As a Pastor, I go to more funerals than most people, as a result, my kids go to more funerals than most kids. The thing that you notice at funerals that is becoming more and more of a reality is that kids are rarely if ever present at funerals. Sometimes you will see kids of the families affected show up but rarely anything beyond that. Kids and teens being absent from funerals is not good and needs to change.
I think there are large societal shifts that have led to this happening in modern America.
- We are increasingly mobile – The average American moves so much they only see people in snapshot segments of life. They don’t grow up in a particular place with a particular people so in general, we don’t know people well enough or long enough to be aware of sickness and death in their families.
- We are increasingly protective – We are so afraid to expose our kids to harmful situations. This is mostly out pure and loving motivations. But in our good desire to protect our kids from harm we can unintentionally protect them so well they grow up unprepared for the joys and pains of life.
- We outsource family life like never before – I say this not as someone who is anti-childcare provider or anti-old person home. The reality is that because of capitalism and affluence we have more options for the care of sick elderly family members so our kids never see their old family members in the slow march toward death that helps kids put into context their own mortality. They only see the young and beautiful family members who are never sick. We also have more options to have someone watch our kids while we go to a funeral to protect them from the pain of loss and those who are morning from the pain of our kids’ behavior (but that’s another post).
Why we need to make a change.
- Our kids need to see brokenness and death and understand that they are mortal they are lost they need a savior. Funerals like no other social setting make us ask “How am I living my life” our kids and teens need to ask that question or at least watch you struggle with that question.
- Our kids need to learn how to show up and what to say and when to shut up when people are in pain. We have become so pain averse in our cultures and to our own shame even in the church. We avoid people who are in pain as if they have the plague. We must teach our kids that when people are in pain, we just show up.
- Our kids need to see that this life is not an unending train of happiness, lollipops, and butterflies because if that is what they think they will miss the beauty all around them. It isn’t until we are confronted with sickness, sin, and death that we can truly love the good gifts we have been given by our gracious Father in heaven. Our culture has an obsession with young and beautiful. We have to help our kids see the wisdom in old things and the power of trust that only comes from walking through hard things.

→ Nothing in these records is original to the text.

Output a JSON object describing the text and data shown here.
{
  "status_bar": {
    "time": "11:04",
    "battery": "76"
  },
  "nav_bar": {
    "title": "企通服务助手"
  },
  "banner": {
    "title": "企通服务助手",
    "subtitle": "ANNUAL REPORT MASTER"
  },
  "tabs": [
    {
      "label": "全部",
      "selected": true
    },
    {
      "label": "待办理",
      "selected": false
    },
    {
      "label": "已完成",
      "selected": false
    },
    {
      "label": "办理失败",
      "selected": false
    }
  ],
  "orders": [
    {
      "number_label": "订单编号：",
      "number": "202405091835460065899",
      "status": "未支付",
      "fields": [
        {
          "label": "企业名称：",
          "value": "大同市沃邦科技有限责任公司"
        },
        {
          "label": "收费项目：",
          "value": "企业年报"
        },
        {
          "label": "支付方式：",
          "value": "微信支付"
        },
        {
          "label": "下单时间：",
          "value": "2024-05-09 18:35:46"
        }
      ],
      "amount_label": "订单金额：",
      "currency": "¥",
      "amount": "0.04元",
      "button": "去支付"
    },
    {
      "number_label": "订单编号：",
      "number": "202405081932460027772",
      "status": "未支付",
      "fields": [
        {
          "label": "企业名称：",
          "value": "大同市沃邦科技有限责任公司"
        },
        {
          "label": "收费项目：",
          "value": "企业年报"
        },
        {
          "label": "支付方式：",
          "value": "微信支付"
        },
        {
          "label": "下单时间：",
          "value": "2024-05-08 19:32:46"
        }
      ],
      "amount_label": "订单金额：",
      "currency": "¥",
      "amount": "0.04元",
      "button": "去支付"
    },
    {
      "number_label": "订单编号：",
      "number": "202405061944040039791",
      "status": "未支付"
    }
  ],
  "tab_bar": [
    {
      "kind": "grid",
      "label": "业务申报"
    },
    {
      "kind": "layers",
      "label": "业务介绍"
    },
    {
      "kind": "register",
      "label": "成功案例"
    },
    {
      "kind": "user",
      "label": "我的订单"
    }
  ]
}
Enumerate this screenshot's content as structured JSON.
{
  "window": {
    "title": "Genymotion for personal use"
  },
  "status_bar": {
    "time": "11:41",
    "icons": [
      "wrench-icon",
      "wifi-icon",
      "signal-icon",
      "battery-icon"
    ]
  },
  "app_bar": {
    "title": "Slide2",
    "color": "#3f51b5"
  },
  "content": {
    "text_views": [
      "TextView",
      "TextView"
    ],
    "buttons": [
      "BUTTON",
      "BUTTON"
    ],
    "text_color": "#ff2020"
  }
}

- Our kids deeply need to understand the beauty of the gospel which is the only answer to the fear of death. My favorite poet is George Herbert his poem “Time” explains so beautifully our kids need for the gospel that will set them and us free from the fear of the death.
Herbert says “For where thou onely
wert before An executioner at best; Thou art agard’ner now”
The power death had before Christ destroyed death is no more. Death used to be our executioner from whom we ran and avoided at all costs now because of the power of the gospel in our lives death is not to be feared for all death can do is plant us, as a gardener plants his crop, into eternal life. Our kids need that gospel truth they will not get it if they don’t see death and then see Jesus as victor over death.